John Key wants to talk about how average after tax wages have gone up since he became Prime Minister. But as Brian Fallow says in today’s Herald:
Averages are all well and good. If John Key walks into a room the average net worth of the people in the room shoots up, but the rest of them don’t suddenly get any richer. It’s the median income that counts – that’s the point where as many people earn more than that as less than that. Statistics New Zealand says that according to its annual income survey – a more comprehensive set of data than the quarterly employment survey – 63 per cent of wage and salary earners have hourly earnings lower than the overall average for wage and salary earners.
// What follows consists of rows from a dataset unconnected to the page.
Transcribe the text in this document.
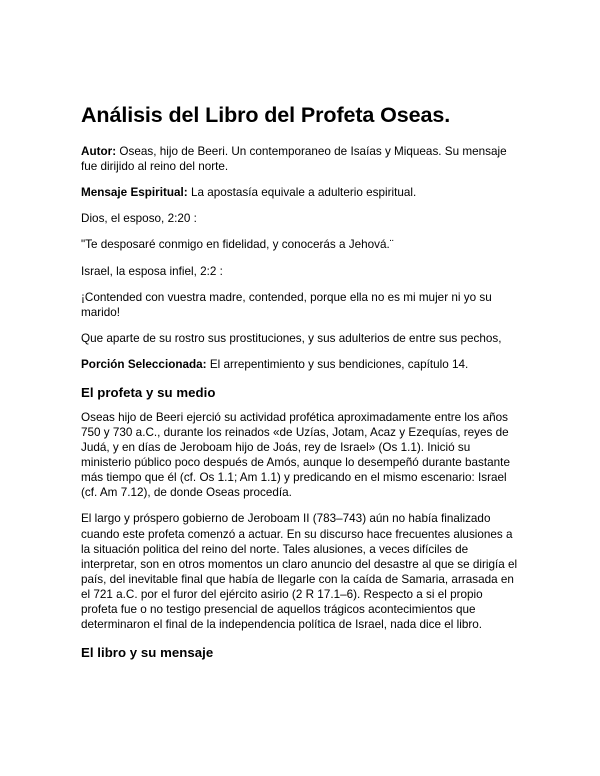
Análisis del Libro del Profeta Oseas.

Autor: Oseas, hijo de Beeri. Un contemporaneo de Isaías y Miqueas. Su mensaje fue dirijido al reino del norte.

Mensaje Espiritual: La apostasía equivale a adulterio espiritual.

Dios, el esposo, 2:20 :

"Te desposaré conmigo en fidelidad, y conocerás a Jehová.¨

Israel, la esposa infiel, 2:2 :

¡Contended con vuestra madre, contended, porque ella no es mi mujer ni yo su marido!

Que aparte de su rostro sus prostituciones, y sus adulterios de entre sus pechos,

Porción Seleccionada: El arrepentimiento y sus bendiciones, capítulo 14.

El profeta y su medio

Oseas hijo de Beeri ejerció su actividad profética aproximadamente entre los años 750 y 730 a.C., durante los reinados «de Uzías, Jotam, Acaz y Ezequías, reyes de Judá, y en días de Jeroboam hijo de Joás, rey de Israel» (Os 1.1). Inició su ministerio público poco después de Amós, aunque lo desempeñó durante bastante más tiempo que él (cf. Os 1.1; Am 1.1) y predicando en el mismo escenario: Israel (cf. Am 7.12), de donde Oseas procedía.

El largo y próspero gobierno de Jeroboam II (783–743) aún no había finalizado cuando este profeta comenzó a actuar. En su discurso hace frecuentes alusiones a la situación politica del reino del norte. Tales alusiones, a veces difíciles de interpretar, son en otros momentos un claro anuncio del desastre al que se dirigía el país, del inevitable final que había de llegarle con la caída de Samaria, arrasada en el 721 a.C. por el furor del ejército asirio (2 R 17.1–6). Respecto a si el propio profeta fue o no testigo presencial de aquellos trágicos acontecimientos que determinaron el final de la independencia política de Israel, nada dice el libro.

El libro y su mensaje
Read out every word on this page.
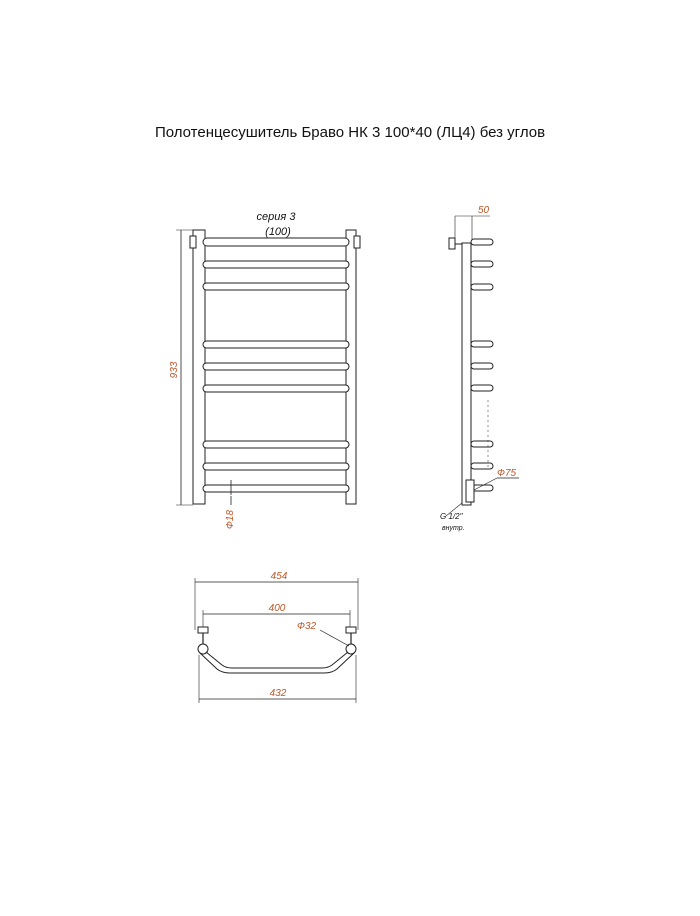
Полотенцесушитель Браво НК 3 100*40 (ЛЦ4) без углов
933
серия 3
(100)
Ф18
50
Ф75
G 1/2"
внутр.
454
400
Ф32
432
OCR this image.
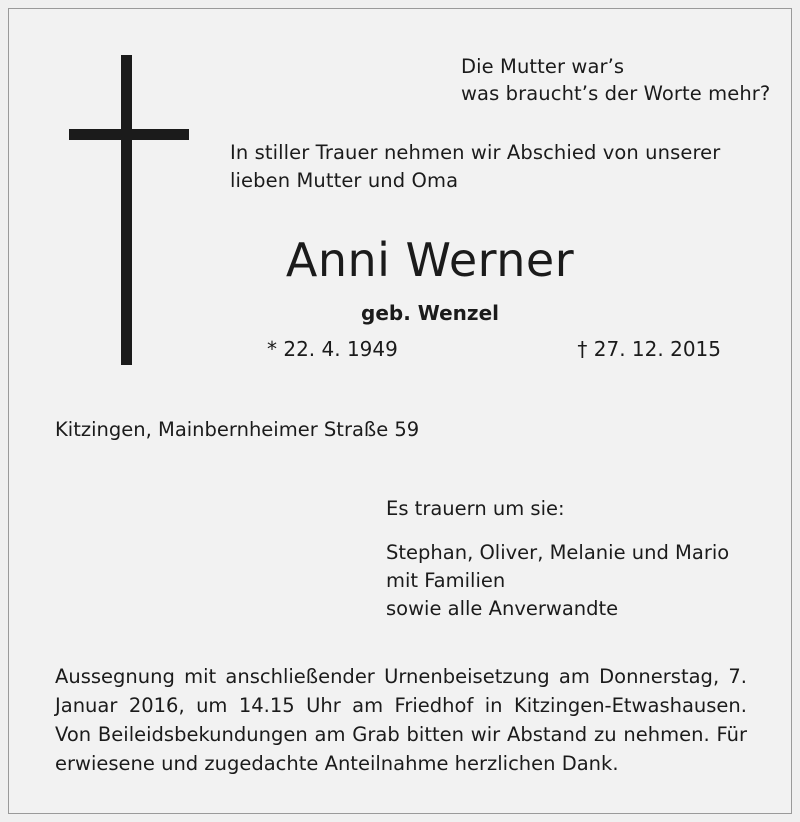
Die Mutter war’s
was braucht’s der Worte mehr?
In stiller Trauer nehmen wir Abschied von unserer
lieben Mutter und Oma
Anni Werner
geb. Wenzel
* 22. 4. 1949	† 27. 12. 2015
Kitzingen, Mainbernheimer Straße 59
Es trauern um sie:
Stephan, Oliver, Melanie und Mario
mit Familien
sowie alle Anverwandte
Aussegnung mit anschließender Urnenbeisetzung am Donnerstag, 7. Januar 2016, um 14.15 Uhr am Friedhof in Kitzingen-Etwashausen. Von Beileidsbekundungen am Grab bitten wir Abstand zu nehmen. Für erwiesene und zugedachte Anteilnahme herzlichen Dank.
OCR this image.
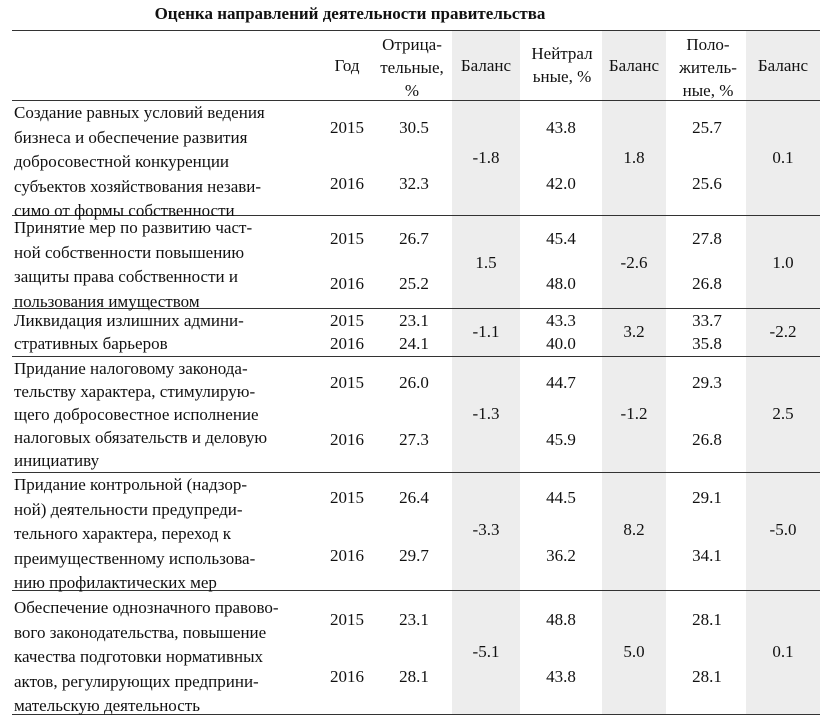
Оценка направлений деятельности правительства
Год
Отрица-
тельные,
%
Баланс
Нейтрал
ьные, %
Баланс
Поло-
житель-
ные, %
Баланс
Создание равных условий ведения
бизнеса и обеспечение развития
добросовестной конкуренции
субъектов хозяйствования незави-
симо от формы собственности
2015
2016
30.5
32.3
-1.8
43.8
42.0
1.8
25.7
25.6
0.1
Принятие мер по развитию част-
ной собственности повышению
защиты права собственности и
пользования имуществом
2015
2016
26.7
25.2
1.5
45.4
48.0
-2.6
27.8
26.8
1.0
Ликвидация излишних админи-
стративных барьеров
2015
2016
23.1
24.1
-1.1
43.3
40.0
3.2
33.7
35.8
-2.2
Придание налоговому законода-
тельству характера, стимулирую-
щего добросовестное исполнение
налоговых обязательств и деловую
инициативу
2015
2016
26.0
27.3
-1.3
44.7
45.9
-1.2
29.3
26.8
2.5
Придание контрольной (надзор-
ной) деятельности предупреди-
тельного характера, переход к
преимущественному использова-
нию профилактических мер
2015
2016
26.4
29.7
-3.3
44.5
36.2
8.2
29.1
34.1
-5.0
Обеспечение однозначного правово-
вого законодательства, повышение
качества подготовки нормативных
актов, регулирующих предприни-
мательскую деятельность
2015
2016
23.1
28.1
-5.1
48.8
43.8
5.0
28.1
28.1
0.1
It can also be argued that what matters for living standards is household incomes, not individual incomes, and that people get income from a range of sources other than wages and salaries – superannuation and benefits, investment and rental income, their own businesses and so on. If you look at the annual income survey, the median household income from all sources in June 2008 was $1271 a week, but had fallen to $1236 a week by June last year. The fall was even larger when adjusted for inflation. In real terms the median household income was $80 a week or 6 per cent lower.
So depending on your point of view and which data you select, you can claim that people are 6 per cent better off or 6 per cent worse off.
No prizes for guessing which data John Key wants to talk about – he wants his income in the mix to make his recession sound better. And good on Brian Fallow for pointing this out. It’s what Marty G has been saying on this blog for years;makes me feel a bit better about his moving on.